One of the books I took on the trip was about Captain Cook's explorations, and the trip down here gave me even more appreciation for his accomplishments. It was an agonizing day and a half in transit and when I landed and heard the English language again, it made me realize how powerful the British Empire must have been to sail to and set up a colony all the way down here. It also made me appreciate what it meant for the American Colonists to overthrow such a powerful government.

On my first full day here I scheduled an interview about four hours after I landed. That's not something I would do ever again. The professor I spoke with was incredibly compassionate for my jetlag, but needless to say, she didn't see me at my best. I headed to Bondi Beach afterwards, bought a delicious mini vegetable pizza, and ate it while watching the waves. I then headed sluggishly back to the hostel.

On my first non-jetlagged day I headed to the harbour to see the opera house, the Harbour Bay Bridge, and the ever-charming Taronga Zoo. They were all amazing sights, and I recommend everyone see them. But I have to say, the zoo caught me off guard. It was way cool. My favorite section was the Australian walkabout where I got to see some of the best local animals including kangaroos, koalas, and venomous snakes. And after staring at the inside of a cabin for the better part of two days, it was rather nice to be in open air and walk along the snake paths and listen to singing birds instead of the humming of the engines.

 Sydney is a much more accessible city than Buenos Aires or Rio, though it's not without its faults.
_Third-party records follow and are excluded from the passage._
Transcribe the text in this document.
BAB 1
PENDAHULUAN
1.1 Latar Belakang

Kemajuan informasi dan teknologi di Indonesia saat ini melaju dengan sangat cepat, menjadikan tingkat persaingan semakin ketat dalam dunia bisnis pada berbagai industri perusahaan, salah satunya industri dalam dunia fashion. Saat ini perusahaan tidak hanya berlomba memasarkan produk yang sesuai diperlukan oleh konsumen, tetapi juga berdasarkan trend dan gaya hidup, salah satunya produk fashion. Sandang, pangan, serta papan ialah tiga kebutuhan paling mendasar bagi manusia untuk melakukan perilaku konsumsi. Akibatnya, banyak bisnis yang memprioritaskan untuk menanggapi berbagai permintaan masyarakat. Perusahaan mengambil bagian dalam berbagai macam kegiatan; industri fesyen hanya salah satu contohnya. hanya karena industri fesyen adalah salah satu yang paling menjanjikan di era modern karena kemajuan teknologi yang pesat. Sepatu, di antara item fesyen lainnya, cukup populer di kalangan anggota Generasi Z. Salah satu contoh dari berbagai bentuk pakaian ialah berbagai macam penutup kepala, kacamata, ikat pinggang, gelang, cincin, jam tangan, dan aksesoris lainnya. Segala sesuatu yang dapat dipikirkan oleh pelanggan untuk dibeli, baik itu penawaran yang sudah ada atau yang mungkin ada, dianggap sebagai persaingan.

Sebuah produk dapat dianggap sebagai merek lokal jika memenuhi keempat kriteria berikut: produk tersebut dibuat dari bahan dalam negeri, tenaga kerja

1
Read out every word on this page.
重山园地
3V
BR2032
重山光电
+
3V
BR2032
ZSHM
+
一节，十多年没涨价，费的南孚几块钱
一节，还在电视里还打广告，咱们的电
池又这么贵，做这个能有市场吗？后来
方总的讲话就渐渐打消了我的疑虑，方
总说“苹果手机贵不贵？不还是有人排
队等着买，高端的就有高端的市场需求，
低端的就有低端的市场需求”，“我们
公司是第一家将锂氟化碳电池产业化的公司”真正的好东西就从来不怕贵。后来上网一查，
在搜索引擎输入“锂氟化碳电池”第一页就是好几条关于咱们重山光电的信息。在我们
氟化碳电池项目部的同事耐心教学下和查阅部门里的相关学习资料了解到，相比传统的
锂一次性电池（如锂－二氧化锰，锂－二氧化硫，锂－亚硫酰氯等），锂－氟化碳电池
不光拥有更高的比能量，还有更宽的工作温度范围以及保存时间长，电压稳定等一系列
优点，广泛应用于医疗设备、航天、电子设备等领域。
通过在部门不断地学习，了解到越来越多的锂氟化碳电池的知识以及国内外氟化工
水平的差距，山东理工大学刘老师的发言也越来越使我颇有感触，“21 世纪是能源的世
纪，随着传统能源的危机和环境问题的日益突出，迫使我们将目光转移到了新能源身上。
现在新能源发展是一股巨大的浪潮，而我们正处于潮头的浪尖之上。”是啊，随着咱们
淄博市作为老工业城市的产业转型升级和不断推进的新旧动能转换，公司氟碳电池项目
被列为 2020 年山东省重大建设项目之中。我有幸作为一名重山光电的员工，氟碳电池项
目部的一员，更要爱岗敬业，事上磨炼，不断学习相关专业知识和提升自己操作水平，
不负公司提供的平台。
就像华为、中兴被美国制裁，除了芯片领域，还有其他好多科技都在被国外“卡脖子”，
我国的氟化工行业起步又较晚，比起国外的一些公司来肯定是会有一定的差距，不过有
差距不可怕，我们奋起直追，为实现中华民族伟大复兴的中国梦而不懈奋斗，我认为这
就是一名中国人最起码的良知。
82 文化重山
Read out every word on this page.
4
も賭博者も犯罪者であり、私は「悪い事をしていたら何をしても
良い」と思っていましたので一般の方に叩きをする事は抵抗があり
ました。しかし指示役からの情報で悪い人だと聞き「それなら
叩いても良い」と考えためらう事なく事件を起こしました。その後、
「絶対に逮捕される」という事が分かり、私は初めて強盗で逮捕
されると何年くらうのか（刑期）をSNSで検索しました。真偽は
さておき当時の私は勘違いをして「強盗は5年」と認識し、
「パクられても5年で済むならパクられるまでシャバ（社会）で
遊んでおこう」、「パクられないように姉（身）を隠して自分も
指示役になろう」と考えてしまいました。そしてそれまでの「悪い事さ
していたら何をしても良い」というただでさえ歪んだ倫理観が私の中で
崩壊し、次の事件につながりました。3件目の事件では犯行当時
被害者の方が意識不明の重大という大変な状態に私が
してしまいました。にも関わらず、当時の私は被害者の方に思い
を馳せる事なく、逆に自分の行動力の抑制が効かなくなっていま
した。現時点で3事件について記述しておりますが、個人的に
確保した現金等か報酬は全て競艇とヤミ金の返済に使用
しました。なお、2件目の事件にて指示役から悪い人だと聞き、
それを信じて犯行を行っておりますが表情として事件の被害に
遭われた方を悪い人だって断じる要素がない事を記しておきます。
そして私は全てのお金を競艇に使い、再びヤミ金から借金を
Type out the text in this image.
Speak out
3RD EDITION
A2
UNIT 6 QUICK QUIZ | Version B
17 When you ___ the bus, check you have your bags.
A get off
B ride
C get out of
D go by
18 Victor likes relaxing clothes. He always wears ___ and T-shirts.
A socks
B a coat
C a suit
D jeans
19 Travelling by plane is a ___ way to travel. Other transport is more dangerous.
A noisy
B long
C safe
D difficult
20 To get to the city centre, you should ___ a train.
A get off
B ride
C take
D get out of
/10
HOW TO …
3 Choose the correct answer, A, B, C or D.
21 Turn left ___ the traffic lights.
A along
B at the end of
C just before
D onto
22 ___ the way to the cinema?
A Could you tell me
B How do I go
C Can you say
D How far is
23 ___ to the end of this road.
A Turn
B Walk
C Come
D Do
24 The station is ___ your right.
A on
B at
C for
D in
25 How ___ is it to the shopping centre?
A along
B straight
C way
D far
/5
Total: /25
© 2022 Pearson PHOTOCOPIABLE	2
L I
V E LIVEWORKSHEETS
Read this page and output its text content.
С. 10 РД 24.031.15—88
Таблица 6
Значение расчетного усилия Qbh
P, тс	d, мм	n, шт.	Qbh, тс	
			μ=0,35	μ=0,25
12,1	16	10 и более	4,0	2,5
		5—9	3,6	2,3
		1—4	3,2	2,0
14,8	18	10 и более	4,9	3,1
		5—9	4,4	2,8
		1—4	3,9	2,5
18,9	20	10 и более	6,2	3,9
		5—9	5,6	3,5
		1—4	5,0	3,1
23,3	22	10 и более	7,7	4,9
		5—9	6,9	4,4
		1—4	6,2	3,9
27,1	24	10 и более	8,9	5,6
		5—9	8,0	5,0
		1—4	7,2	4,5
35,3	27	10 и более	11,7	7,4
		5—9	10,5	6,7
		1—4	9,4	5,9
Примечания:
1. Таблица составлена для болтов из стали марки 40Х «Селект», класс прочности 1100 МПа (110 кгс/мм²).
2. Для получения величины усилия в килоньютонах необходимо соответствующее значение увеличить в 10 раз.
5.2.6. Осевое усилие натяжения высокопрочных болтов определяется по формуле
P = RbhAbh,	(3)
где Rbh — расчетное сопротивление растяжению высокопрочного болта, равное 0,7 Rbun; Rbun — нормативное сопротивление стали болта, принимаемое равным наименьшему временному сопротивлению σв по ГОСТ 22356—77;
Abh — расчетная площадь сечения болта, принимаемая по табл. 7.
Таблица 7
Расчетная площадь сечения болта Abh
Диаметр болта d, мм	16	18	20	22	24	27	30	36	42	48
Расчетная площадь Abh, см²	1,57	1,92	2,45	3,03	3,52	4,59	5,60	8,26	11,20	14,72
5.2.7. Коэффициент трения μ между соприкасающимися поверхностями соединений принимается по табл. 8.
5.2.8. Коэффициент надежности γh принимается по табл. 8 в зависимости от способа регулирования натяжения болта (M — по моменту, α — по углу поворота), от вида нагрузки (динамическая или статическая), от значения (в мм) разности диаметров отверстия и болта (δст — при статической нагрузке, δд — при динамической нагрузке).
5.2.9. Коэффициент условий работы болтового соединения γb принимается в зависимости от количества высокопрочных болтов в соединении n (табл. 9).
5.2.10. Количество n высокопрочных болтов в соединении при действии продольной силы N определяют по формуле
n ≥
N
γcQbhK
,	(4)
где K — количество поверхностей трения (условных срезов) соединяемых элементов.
I'm impressed by the wide sidewalks, the curb cuts, and the sound indicators at the intersections. If you're operating a tram (stroller) or wheelchair, I would advise against using the subway, unless you're the kind of person who gets a thrill out of riding over the massive gap between the train and the platform.

I finished my last interview today with Every Australian Counts, an amazing campaign that was extremely successful in raising awareness over disability related issues and pushing for new legislation. They modeled many of their strategies from the Obama campaign. Though they had a limited budget, they were diligent about polling and subjecting their campaign materials to market research, a technique which appears to have been effective. There was also something special about meeting a small group of people who brought about big change. After learning that less than 10 people were able to push the government to triple the amount of money it would spend on people with disabilities, my summer feels pretty unproductive.

I'm brainstorming a way to spend my last full day here before heading to Singapore. As of now I'm leaning towards a beach walk and a return to Bondi to buy another schnitzel burger. I don't think there was anything particularly Australian about it...but damn, it was good.